The history of the zsolnay factory
At the World Exhibition in Antwerp in 1894 and in millennium exhibition in Budapest in 1896, vases with snakes, striated jugs with twisted bodies brought recognition to the factory. A year later, in 1897 in Brussels and in Saint Petersburg the overwhelming Art Nouveau brought great success.
Floral motifs, animal and human shapes, mythological themes appeared on the passionate, romantic, extravagant and sophisticated art pieces. The iridescent eosin technique with its thousand faces enabled a trick of the light on the surface of the ceramics, reminiscent of silk.
In 1900, at the World Exhibition in Paris bringing victory to art nouveau, the Zsolnay factory exhibited a completely new collection. The factory’s Art Nouveau pieces of art were awarded three gold medals. The wide range of products can be illustrated by the fact that there were over one hundred decorative objects with tulip motifs alone.

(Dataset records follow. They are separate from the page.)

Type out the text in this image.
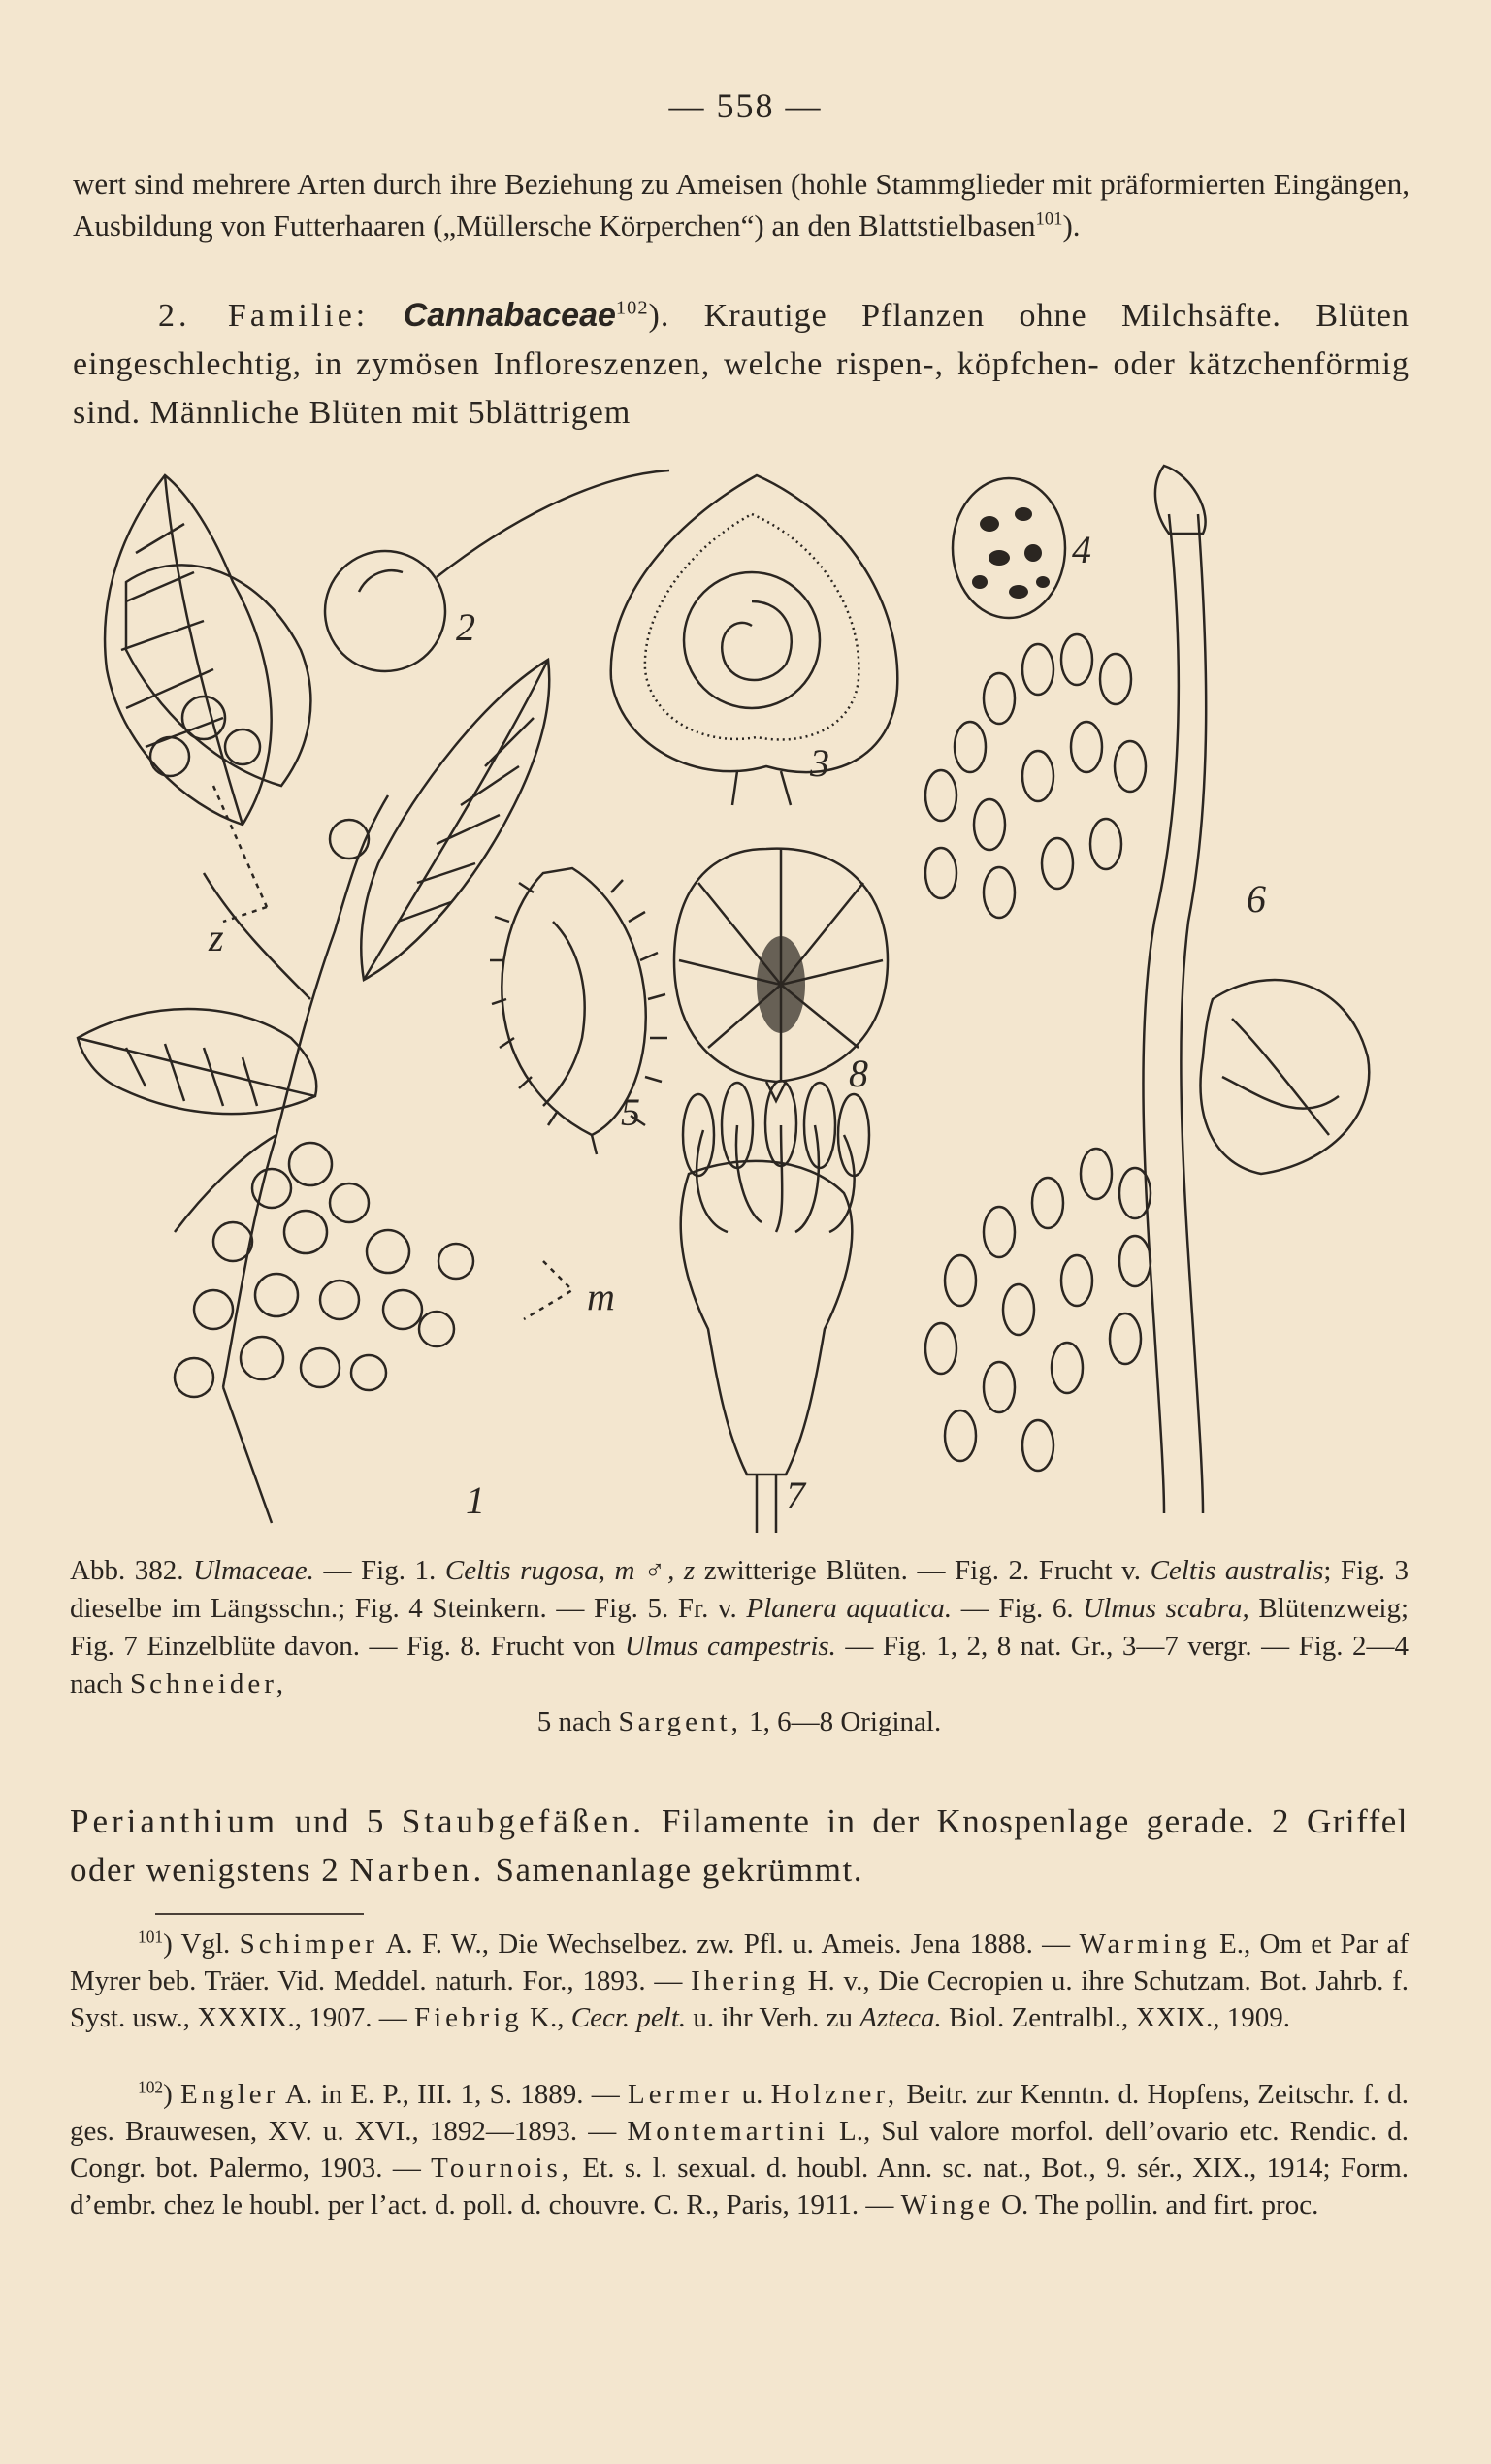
— 558 —
wert sind mehrere Arten durch ihre Beziehung zu Ameisen (hohle Stammglieder mit präformierten Eingängen, Ausbildung von Futterhaaren („Müllersche Körperchen“) an den Blattstielbasen$^{101}$).
2. Familie: Cannabaceae$^{102}$). Krautige Pflanzen ohne Milchsäfte. Blüten eingeschlechtig, in zymösen Infloreszenzen, welche rispen-, köpfchen- oder kätzchenförmig sind. Männliche Blüten mit 5blättrigem
1
2
3
4
5
6
7
8
z
m
Abb. 382. Ulmaceae. — Fig. 1. Celtis rugosa, m ♂, z zwitterige Blüten. — Fig. 2. Frucht v. Celtis australis; Fig. 3 dieselbe im Längsschn.; Fig. 4 Steinkern. — Fig. 5. Fr. v. Planera aquatica. — Fig. 6. Ulmus scabra, Blütenzweig; Fig. 7 Einzelblüte davon. — Fig. 8. Frucht von Ulmus campestris. — Fig. 1, 2, 8 nat. Gr., 3—7 vergr. — Fig. 2—4 nach Schneider,
5 nach Sargent, 1, 6—8 Original.
Perianthium und 5 Staubgefäßen. Filamente in der Knospenlage gerade. 2 Griffel oder wenigstens 2 Narben. Samenanlage gekrümmt.
$^{101}$) Vgl. Schimper A. F. W., Die Wechselbez. zw. Pfl. u. Ameis. Jena 1888. — Warming E., Om et Par af Myrer beb. Träer. Vid. Meddel. naturh. For., 1893. — Ihering H. v., Die Cecropien u. ihre Schutzam. Bot. Jahrb. f. Syst. usw., XXXIX., 1907. — Fiebrig K., Cecr. pelt. u. ihr Verh. zu Azteca. Biol. Zentralbl., XXIX., 1909.
$^{102}$) Engler A. in E. P., III. 1, S. 1889. — Lermer u. Holzner, Beitr. zur Kenntn. d. Hopfens, Zeitschr. f. d. ges. Brauwesen, XV. u. XVI., 1892—1893. — Montemartini L., Sul valore morfol. dell’ovario etc. Rendic. d. Congr. bot. Palermo, 1903. — Tournois, Et. s. l. sexual. d. houbl. Ann. sc. nat., Bot., 9. sér., XIX., 1914; Form. d’embr. chez le houbl. per l’act. d. poll. d. chouvre. C. R., Paris, 1911. — Winge O. The pollin. and firt. proc.
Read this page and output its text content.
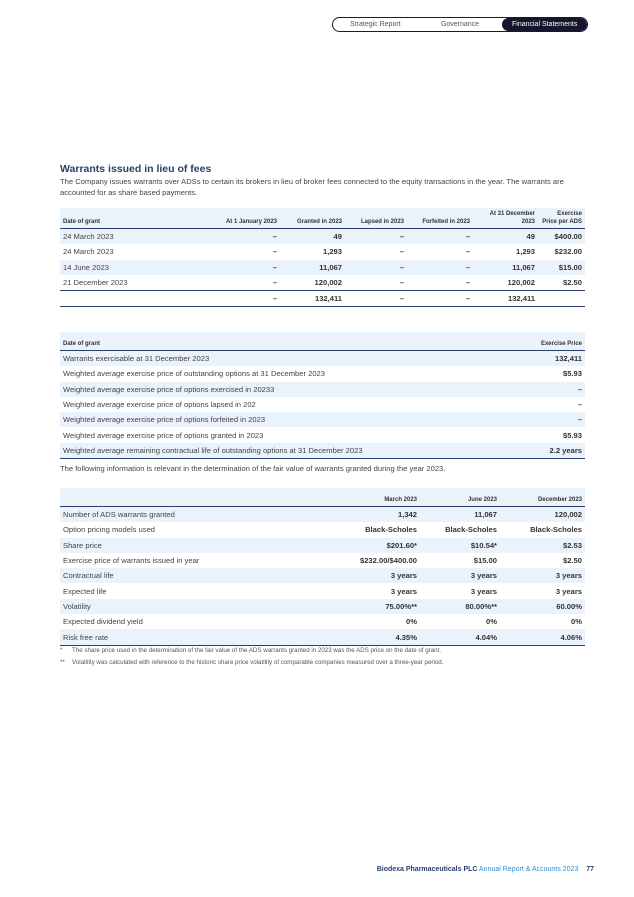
Strategic Report	Governance	Financial Statements
Warrants issued in lieu of fees
The Company issues warrants over ADSs to certain its brokers in lieu of broker fees connected to the equity transactions in the year. The warrants are accounted for as share based payments.
Date of grant	At 1 January 2023	Granted in 2023	Lapsed in 2023	Forfeited in 2023	At 31 December 2023	Exercise Price per ADS
24 March 2023	–	49	–	–	49	$400.00
24 March 2023	–	1,293	–	–	1,293	$232.00
14 June 2023	–	11,067	–	–	11,067	$15.00
21 December 2023	–	120,002	–	–	120,002	$2.50
	–	132,411	–	–	132,411	
Date of grant	Exercise Price
Warrants exercisable at 31 December 2023	132,411
Weighted average exercise price of outstanding options at 31 December 2023	$5.93
Weighted average exercise price of options exercised in 20233	–
Weighted average exercise price of options lapsed in 202	–
Weighted average exercise price of options forfeited in 2023	–
Weighted average exercise price of options granted in 2023	$5.93
Weighted average remaining contractual life of outstanding options at 31 December 2023	2.2 years
The following information is relevant in the determination of the fair value of warrants granted during the year 2023.
	March 2023	June 2023	December 2023
Number of ADS warrants granted	1,342	11,067	120,002
Option pricing models used	Black-Scholes	Black-Scholes	Black-Scholes
Share price	$201.60*	$10.54*	$2.53
Exercise price of warrants issued in year	$232.00/$400.00	$15.00	$2.50
Contractual life	3 years	3 years	3 years
Expected life	3 years	3 years	3 years
Volatility	75.00%**	80.00%**	60.00%
Expected dividend yield	0%	0%	0%
Risk free rate	4.35%	4.04%	4.06%
* The share price used in the determination of the fair value of the ADS warrants granted in 2023 was the ADS price on the date of grant.
** Volatility was calculated with reference to the historic share price volatility of comparable companies measured over a three-year period.
Biodexa Pharmaceuticals PLC Annual Report & Accounts 2023 77
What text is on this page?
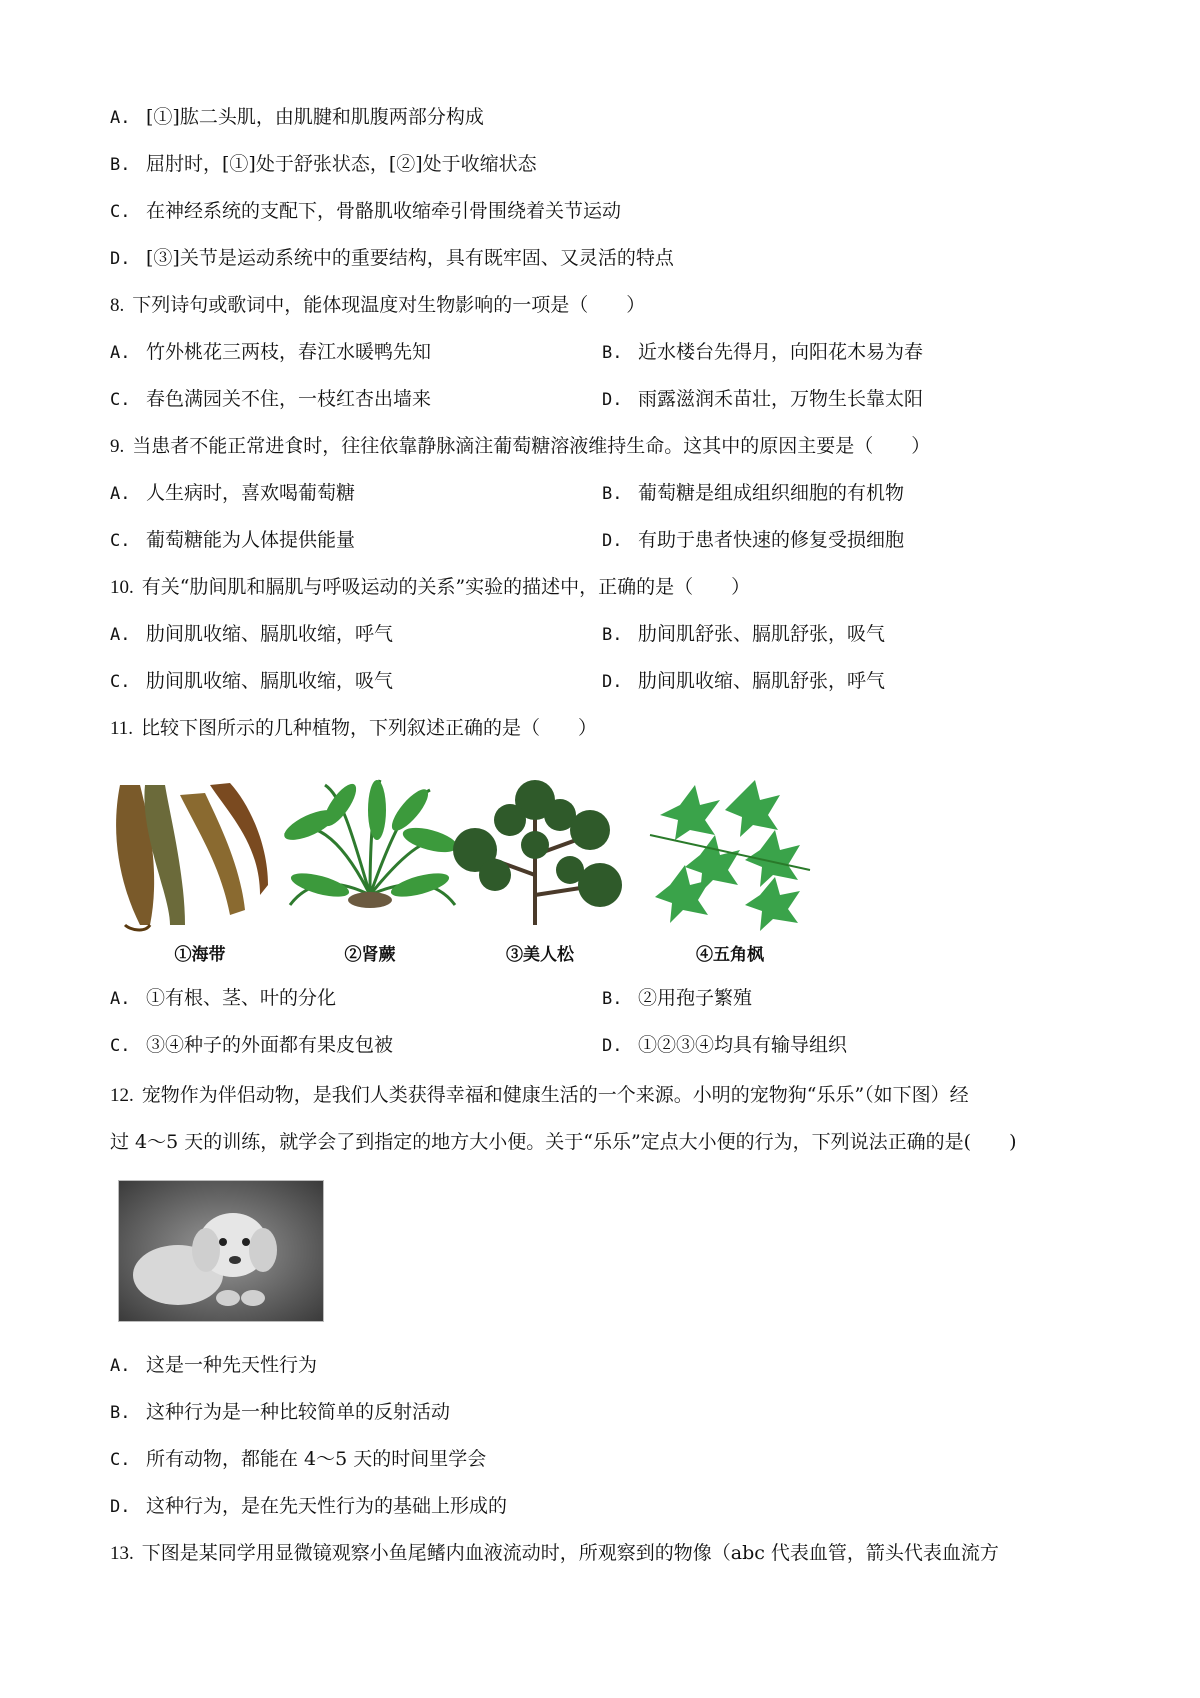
A. [①]肱二头肌，由肌腱和肌腹两部分构成
B. 屈肘时，[①]处于舒张状态，[②]处于收缩状态
C. 在神经系统的支配下，骨骼肌收缩牵引骨围绕着关节运动
D. [③]关节是运动系统中的重要结构，具有既牢固、又灵活的特点
8. 下列诗句或歌词中，能体现温度对生物影响的一项是（　　）
A. 竹外桃花三两枝，春江水暖鸭先知	B. 近水楼台先得月，向阳花木易为春
C. 春色满园关不住，一枝红杏出墙来	D. 雨露滋润禾苗壮，万物生长靠太阳
9. 当患者不能正常进食时，往往依靠静脉滴注葡萄糖溶液维持生命。这其中的原因主要是（　　）
A. 人生病时，喜欢喝葡萄糖	B. 葡萄糖是组成组织细胞的有机物
C. 葡萄糖能为人体提供能量	D. 有助于患者快速的修复受损细胞
10. 有关“肋间肌和膈肌与呼吸运动的关系”实验的描述中，正确的是（　　）
A. 肋间肌收缩、膈肌收缩，呼气	B. 肋间肌舒张、膈肌舒张，吸气
C. 肋间肌收缩、膈肌收缩，吸气	D. 肋间肌收缩、膈肌舒张，呼气
11. 比较下图所示的几种植物，下列叙述正确的是（　　）
①海带	②肾蕨	③美人松	④五角枫
A. ①有根、茎、叶的分化	B. ②用孢子繁殖
C. ③④种子的外面都有果皮包被	D. ①②③④均具有输导组织
12. 宠物作为伴侣动物，是我们人类获得幸福和健康生活的一个来源。小明的宠物狗“乐乐”（如下图）经
过 4～5 天的训练，就学会了到指定的地方大小便。关于“乐乐”定点大小便的行为，下列说法正确的是(　　)
A. 这是一种先天性行为
B. 这种行为是一种比较简单的反射活动
C. 所有动物，都能在 4～5 天的时间里学会
D. 这种行为，是在先天性行为的基础上形成的
13. 下图是某同学用显微镜观察小鱼尾鳍内血液流动时，所观察到的物像（abc 代表血管，箭头代表血流方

In 1900 Vilmos Zsolnay died, and the factory was taken over by his son, Miklós, who, continuing his father’s heritage, was committed to the form language of Art Nouveau and kept inventing with new forms, decors and glazes.
Miklós Zsolnay was always open to new ideas; his innovative experimental ideas, technological innovations, created, with the help of his trained workers, a quantity of artwork never seen before.